Tu lèves les yeux vers le ciel et tu es frappé d’effroi. Tu considères l’ensemble de la terre et tu frissonnes. Saint Augustin Sur le Psaume 145, n°12.

I – L’arrivée.

Il y avait, dans les falaises qui délimitaient cette route escarpée du Nevada, un sentiment de liberté, une force qui remontait du sol et qui nous couvrait amicalement de ses ailes protectrices. Cela faisait presque dix ans que je n’avais pas mis le pied à Burden Ranch, cette grande propriété achetée par ma sœur, Annie, et son compagnon, W. Ma sœur avait vécu dans un conte de fée, celui où elle pourrait seule au monde profiter de l’homme qui la protégeait et l’aimait. Aussi, le lendemain de leur mariage, W avait acheté Burden Ranch et lui présentait, peu après, sa nouvelle maison, leur nouvelle maison. J’avais à l’occasion passé quelques mois là-bas, au milieu de l’immensité du désert incandescent pour mettre de l’ordre dans cette ancienne propriété fermière. Il y avait eu beaucoup à faire.
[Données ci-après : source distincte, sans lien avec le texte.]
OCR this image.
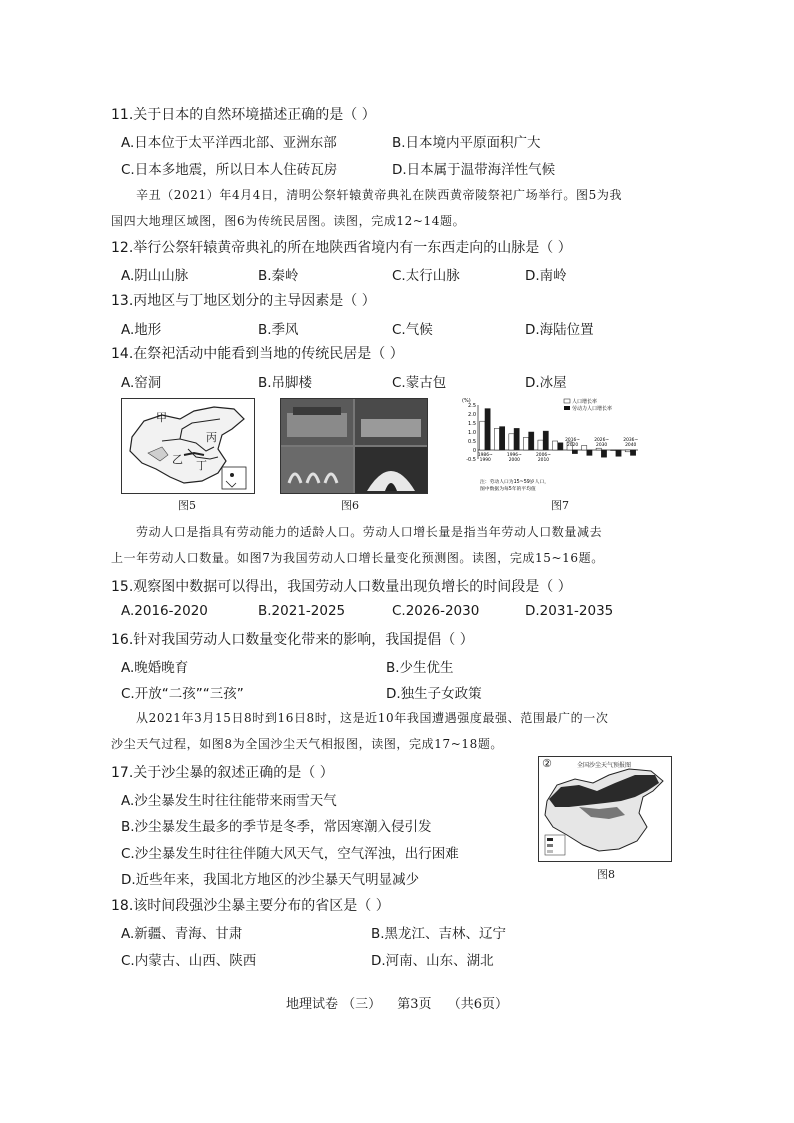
11.关于日本的自然环境描述正确的是（ ）
A.日本位于太平洋西北部、亚洲东部	B.日本境内平原面积广大
C.日本多地震，所以日本人住砖瓦房	D.日本属于温带海洋性气候
辛丑（2021）年4月4日，清明公祭轩辕黄帝典礼在陕西黄帝陵祭祀广场举行。图5为我
国四大地理区域图，图6为传统民居图。读图，完成12~14题。
12.举行公祭轩辕黄帝典礼的所在地陕西省境内有一东西走向的山脉是（ ）
A.阴山山脉	B.秦岭	C.太行山脉	D.南岭
13.丙地区与丁地区划分的主导因素是（ ）
A.地形	B.季风	C.气候	D.海陆位置
14.在祭祀活动中能看到当地的传统民居是（ ）
A.窑洞	B.吊脚楼	C.蒙古包	D.冰屋
甲
乙
丙
丁
图5	图6
(%)
2.5
2.0
1.5
1.0
0.5
0
-0.5
1986~
1990
1996~
2000
2006~
2010
2016~
2020
2026~
2030
2036~
2040
人口增长率
劳动力人口增长率
注：劳动人口为15~59岁人口，
图中数据为每5年的平均值
图7
劳动人口是指具有劳动能力的适龄人口。劳动人口增长量是指当年劳动人口数量减去
上一年劳动人口数量。如图7为我国劳动人口增长量变化预测图。读图，完成15~16题。
15.观察图中数据可以得出，我国劳动人口数量出现负增长的时间段是（ ）
A.2016-2020	B.2021-2025	C.2026-2030	D.2031-2035
16.针对我国劳动人口数量变化带来的影响，我国提倡（ ）
A.晚婚晚育	B.少生优生
C.开放“二孩”“三孩”	D.独生子女政策
从2021年3月15日8时到16日8时，这是近10年我国遭遇强度最强、范围最广的一次
沙尘天气过程，如图8为全国沙尘天气相报图，读图，完成17~18题。
17.关于沙尘暴的叙述正确的是（ ）
A.沙尘暴发生时往往能带来雨雪天气
B.沙尘暴发生最多的季节是冬季，常因寒潮入侵引发
C.沙尘暴发生时往往伴随大风天气，空气浑浊，出行困难
D.近些年来，我国北方地区的沙尘暴天气明显减少
②	全国沙尘天气预报图
图8
18.该时间段强沙尘暴主要分布的省区是（ ）
A.新疆、青海、甘肃	B.黑龙江、吉林、辽宁
C.内蒙古、山西、陕西	D.河南、山东、湖北
地理试卷 （三） 第3页 （共6页）
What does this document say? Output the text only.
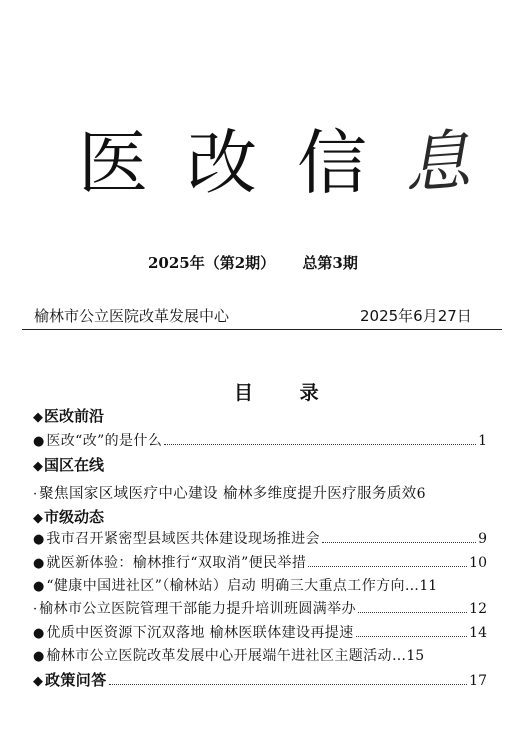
医 改 信 息
2025年（第2期） 总第3期
榆林市公立医院改革发展中心	2025年6月27日
目 录
◆医改前沿
● 医改“改”的是什么	1
◆国区在线
· 聚焦国家区域医疗中心建设 榆林多维度提升医疗服务质效 6
◆市级动态
● 我市召开紧密型县域医共体建设现场推进会	9
● 就医新体验：榆林推行“双取消”便民举措	10
● “健康中国进社区”（榆林站）启动 明确三大重点工作方向… 11
· 榆林市公立医院管理干部能力提升培训班圆满举办	12
● 优质中医资源下沉双落地 榆林医联体建设再提速	14
● 榆林市公立医院改革发展中心开展端午进社区主题活动… 15
◆ 政策问答	17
Ma sœur avait vécu trois ou quatre années paisibles dans son mariage. W était quelqu’un d’exemplaire : après avoir réussi dans la finance, il avait en réserve plus de rentes qu’il ne lui en fallait pour vivre jusqu’à la fin de ses jours. Il avait acheté la maison, mais il achetait aussi ce qui lui plaisait, et plus que tout, ce qui était susceptible de lui plaire un jour ou deux. Le ranch s’était très vite rempli de ses facéties et Annie n’en était d’ailleurs nullement fâchée, mais semblait au contraire l’encourager dans ses expériences éphémères qui les faisaient voyager sans bouger d’un pouce de leur propre maison.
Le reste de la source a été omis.